Acronyms
- AZ - Availability Zone
- CDN - Content Delivery Network
- DDoS - Distributed Denial of Service
- ELB - Elastic Load Balancer.
- EFS - Elastic File System
- IAM - Identity and Access Management
- MFA - Multi Factor Authentication
- NAT - Network Address Translation
- NFS - Network File System
- RDS - Relational Database Service
- S3 - Simple Storage Service.
- WAF - Web Application Filter
Before we set off
About this Artcile
- Hi, this article contains game changing information for those who would like
to get AWS Certified Cloud Architect certified.
- It is one of a series of articles.
[Update-2020-04-30]
-
This is the fifth (5th) article in the series and here are links to all the articles:
[/Update-2020-04-30]
- It is an estimated 35 minute read.
This Article is not an Introduction to AWS
This series of articles is not an introduction to AWS or any of the core concepts of the AWS Cloud. You need to be already familiar with some core concepts of AWS Cloud to fully benefit from this article. In order words, if you are not familiar with the AWS cloud, you should read the series of articles beginning at:
What does it mean to architect for reliability?
First off, what is reliability?
Reliability : is the quality of being trustworthy or of performing consistently well
So we want our cloud based application to perform consistently well. Well for AWS, reliability is one of the 5 pillars of a well architected system and it includes the ability of a system to:
-
Recover from infrastructure or service disruptions.
-
Dynamically acquire computing resources to meet demand.
-
Mitigate disruptions such as misconfigurations or transient network issues.
TL;DR
Read the Takeaways
at the end of the article.
Core Concepts
Before delving into reliability proper. Let’s take a brief look at some AWS core concepts. This include: Identity and Access Management (IAM), CloudTrail, AWS Web Application Firewall (WAF), AWS Shield, AWS Config and AWS Trusted Advisor.
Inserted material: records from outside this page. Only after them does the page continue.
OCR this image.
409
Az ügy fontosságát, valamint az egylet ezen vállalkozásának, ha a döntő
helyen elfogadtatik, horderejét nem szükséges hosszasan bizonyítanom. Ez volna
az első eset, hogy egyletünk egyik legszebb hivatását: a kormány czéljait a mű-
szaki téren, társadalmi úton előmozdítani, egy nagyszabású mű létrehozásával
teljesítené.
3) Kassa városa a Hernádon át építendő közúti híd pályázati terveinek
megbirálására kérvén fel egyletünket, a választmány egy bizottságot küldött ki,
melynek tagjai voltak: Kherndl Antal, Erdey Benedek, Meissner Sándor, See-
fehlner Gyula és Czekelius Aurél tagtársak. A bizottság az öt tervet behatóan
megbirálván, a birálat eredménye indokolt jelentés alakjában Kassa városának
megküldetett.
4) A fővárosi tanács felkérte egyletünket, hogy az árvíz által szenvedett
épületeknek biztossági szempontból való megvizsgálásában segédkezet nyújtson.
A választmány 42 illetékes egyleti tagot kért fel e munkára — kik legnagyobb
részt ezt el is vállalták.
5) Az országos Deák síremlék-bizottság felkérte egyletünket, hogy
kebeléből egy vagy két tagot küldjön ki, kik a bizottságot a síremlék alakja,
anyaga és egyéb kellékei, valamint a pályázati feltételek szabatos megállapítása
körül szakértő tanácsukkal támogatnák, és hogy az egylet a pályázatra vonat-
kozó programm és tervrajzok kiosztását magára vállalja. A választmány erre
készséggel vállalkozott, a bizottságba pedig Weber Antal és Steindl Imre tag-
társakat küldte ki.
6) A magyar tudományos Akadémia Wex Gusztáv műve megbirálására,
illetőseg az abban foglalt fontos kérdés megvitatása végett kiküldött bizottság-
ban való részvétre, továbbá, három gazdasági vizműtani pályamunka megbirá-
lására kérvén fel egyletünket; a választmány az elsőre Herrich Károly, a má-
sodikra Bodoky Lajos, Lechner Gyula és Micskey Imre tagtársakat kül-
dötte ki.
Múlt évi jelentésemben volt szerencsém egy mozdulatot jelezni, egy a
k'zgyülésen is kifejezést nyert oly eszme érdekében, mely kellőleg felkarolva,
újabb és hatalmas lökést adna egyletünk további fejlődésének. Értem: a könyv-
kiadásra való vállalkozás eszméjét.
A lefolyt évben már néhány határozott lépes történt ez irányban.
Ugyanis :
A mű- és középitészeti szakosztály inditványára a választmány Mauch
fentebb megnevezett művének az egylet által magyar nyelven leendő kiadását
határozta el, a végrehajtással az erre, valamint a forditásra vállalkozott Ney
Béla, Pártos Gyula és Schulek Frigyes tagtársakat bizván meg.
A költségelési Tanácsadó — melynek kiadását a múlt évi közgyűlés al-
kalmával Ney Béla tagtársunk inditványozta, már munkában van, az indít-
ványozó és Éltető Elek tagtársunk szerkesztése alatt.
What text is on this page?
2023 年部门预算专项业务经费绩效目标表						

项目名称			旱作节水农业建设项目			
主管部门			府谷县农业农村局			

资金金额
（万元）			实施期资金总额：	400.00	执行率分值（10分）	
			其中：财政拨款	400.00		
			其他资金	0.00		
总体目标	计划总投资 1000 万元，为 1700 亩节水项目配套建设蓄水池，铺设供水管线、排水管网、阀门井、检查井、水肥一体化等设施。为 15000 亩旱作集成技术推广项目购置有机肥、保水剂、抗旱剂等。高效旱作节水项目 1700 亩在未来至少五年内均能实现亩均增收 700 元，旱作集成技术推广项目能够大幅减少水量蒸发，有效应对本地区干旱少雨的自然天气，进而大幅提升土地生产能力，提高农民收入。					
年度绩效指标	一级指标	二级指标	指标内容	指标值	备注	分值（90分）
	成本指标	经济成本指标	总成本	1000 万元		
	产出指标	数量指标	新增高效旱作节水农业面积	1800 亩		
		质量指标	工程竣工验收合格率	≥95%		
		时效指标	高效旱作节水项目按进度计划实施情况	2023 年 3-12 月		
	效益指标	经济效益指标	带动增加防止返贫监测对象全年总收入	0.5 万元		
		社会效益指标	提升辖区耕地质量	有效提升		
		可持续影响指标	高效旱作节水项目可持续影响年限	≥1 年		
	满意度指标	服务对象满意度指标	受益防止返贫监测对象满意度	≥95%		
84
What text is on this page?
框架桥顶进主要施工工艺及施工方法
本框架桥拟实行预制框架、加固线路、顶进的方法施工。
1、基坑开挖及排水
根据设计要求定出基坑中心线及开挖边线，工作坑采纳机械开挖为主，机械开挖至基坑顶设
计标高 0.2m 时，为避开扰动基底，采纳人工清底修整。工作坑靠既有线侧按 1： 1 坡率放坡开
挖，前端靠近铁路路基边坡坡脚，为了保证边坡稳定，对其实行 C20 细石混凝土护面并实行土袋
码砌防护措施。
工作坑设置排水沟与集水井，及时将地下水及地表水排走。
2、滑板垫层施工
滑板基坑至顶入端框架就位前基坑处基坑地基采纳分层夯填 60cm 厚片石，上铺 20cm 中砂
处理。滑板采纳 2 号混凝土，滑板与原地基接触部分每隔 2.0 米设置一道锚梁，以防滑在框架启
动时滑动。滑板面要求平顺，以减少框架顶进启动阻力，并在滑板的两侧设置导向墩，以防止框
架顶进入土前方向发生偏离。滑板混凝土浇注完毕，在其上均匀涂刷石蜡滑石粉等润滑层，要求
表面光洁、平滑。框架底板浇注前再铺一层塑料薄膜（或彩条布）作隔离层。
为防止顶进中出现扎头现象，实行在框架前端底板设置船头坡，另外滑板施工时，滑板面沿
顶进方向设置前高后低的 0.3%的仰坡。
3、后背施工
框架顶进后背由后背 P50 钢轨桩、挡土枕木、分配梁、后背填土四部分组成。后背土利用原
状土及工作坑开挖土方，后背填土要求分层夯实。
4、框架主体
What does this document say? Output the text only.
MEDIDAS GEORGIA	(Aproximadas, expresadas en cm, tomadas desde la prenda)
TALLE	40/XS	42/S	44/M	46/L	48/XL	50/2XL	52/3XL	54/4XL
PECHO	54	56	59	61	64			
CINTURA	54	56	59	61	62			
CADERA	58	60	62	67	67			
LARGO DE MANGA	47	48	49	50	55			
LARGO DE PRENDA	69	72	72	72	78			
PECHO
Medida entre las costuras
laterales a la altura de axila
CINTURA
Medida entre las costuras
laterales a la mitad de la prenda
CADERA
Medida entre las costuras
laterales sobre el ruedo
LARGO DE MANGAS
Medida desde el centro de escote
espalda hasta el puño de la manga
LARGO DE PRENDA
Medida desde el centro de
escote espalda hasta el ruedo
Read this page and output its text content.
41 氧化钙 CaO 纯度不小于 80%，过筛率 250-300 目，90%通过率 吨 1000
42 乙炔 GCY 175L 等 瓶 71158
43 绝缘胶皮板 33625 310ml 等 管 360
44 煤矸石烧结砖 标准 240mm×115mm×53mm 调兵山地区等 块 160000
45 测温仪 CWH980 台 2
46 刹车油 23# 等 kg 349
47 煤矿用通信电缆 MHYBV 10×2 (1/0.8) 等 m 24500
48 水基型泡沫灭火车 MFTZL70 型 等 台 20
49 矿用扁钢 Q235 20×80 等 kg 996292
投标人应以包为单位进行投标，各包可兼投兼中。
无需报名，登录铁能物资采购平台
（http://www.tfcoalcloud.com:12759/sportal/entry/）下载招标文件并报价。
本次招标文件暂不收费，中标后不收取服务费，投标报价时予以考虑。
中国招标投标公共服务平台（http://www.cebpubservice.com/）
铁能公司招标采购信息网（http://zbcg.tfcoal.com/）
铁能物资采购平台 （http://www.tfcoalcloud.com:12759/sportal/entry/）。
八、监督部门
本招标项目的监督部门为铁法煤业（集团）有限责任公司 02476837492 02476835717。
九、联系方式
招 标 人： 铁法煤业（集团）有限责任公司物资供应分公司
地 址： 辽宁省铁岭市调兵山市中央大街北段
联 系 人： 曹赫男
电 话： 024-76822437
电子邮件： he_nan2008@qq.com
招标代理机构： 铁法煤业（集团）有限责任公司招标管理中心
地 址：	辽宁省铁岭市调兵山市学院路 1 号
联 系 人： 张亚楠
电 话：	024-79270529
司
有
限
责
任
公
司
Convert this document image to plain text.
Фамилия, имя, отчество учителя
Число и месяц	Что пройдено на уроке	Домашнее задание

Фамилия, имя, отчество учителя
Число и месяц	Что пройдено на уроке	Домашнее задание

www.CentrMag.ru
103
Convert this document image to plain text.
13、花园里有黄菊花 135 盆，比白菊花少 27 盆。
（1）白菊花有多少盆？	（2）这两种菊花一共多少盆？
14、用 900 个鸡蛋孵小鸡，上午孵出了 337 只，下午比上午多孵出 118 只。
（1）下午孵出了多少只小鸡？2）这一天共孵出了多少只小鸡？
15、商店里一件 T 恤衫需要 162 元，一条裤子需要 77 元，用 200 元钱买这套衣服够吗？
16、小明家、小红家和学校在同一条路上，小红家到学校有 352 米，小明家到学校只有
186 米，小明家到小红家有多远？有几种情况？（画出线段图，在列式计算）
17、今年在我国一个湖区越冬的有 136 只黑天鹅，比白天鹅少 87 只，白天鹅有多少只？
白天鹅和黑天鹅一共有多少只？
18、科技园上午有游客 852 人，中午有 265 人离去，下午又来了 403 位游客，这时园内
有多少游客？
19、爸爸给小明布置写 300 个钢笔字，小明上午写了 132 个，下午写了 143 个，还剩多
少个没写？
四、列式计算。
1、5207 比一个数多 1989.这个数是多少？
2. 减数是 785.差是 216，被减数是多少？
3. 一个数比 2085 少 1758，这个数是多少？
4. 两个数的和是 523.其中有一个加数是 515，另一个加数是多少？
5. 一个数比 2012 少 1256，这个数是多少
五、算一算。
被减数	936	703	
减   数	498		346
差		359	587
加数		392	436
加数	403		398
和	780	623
Identity and Access Management (IAM)
-
Principals (users, apps etc) authenticate via:
- Username and password
- Programmatic keys
-
Authentication- Who you are
-
Authorization - What you can do
-
IAM Users
An IAM user is an entity that you create in AWS. The IAM user represents the person or service who uses the IAM user to interact with AWS. A primary use for IAM users is to give people the ability to sign in to the AWS Management Console for interactive tasks and to make programmatic requests to AWS services using the API or CLI.
- IAM Groups
An IAM group is a collection of IAM users. You can use groups to specify permissions for a collection of users, which can make those permissions easier to manage for those users. For example, you could have a group called Admins and give that group the types of permissions that administrators typically need. Note that a group is not truly an identity because it cannot be identified as a Principal in a resource-based or trust policy. It is only a way to attach policies to multiple users at one time.
- IAM Roles
An IAM role is very similar to a user, in that it is an identity with permission policies that determine what the identity can and cannot do in AWS. However, a role does not have any credentials (password or access keys) associated with it. Instead of being uniquely associated with one person, a role is intended to be assumable by anyone who needs it.
- Temporary Credentials
Temporary credentials are primarily used with IAM roles, but there are also other uses. You can request temporary credentials that have a more restricted set of permissions than your standard IAM user. A benefit of temporary credentials is that they expire automatically after a set period of time. You have control over the duration that the credentials are valid.
-
Prefer IAM roles over users. Generally:
-
Use
users
for single user access when very specific access is required. -
Use
roles
for applications, multiple users, federated access. For more on
federated access click here and here
-
-
Do not carryout day to day administration from your root account. Rather
use an IAM account.
- While under IAM console, check your security status to see how much of the
security best practice you have completed. Complete all the security best practice requirements.
CloudTrail
With CloudTrail, you can log, continuously monitor, and retain account activity related to actions across your AWS infrastructure. CloudTrail provides event history of your AWS account activity, including actions taken through the AWS Management Console, AWS SDKs, command line tools, and other AWS services.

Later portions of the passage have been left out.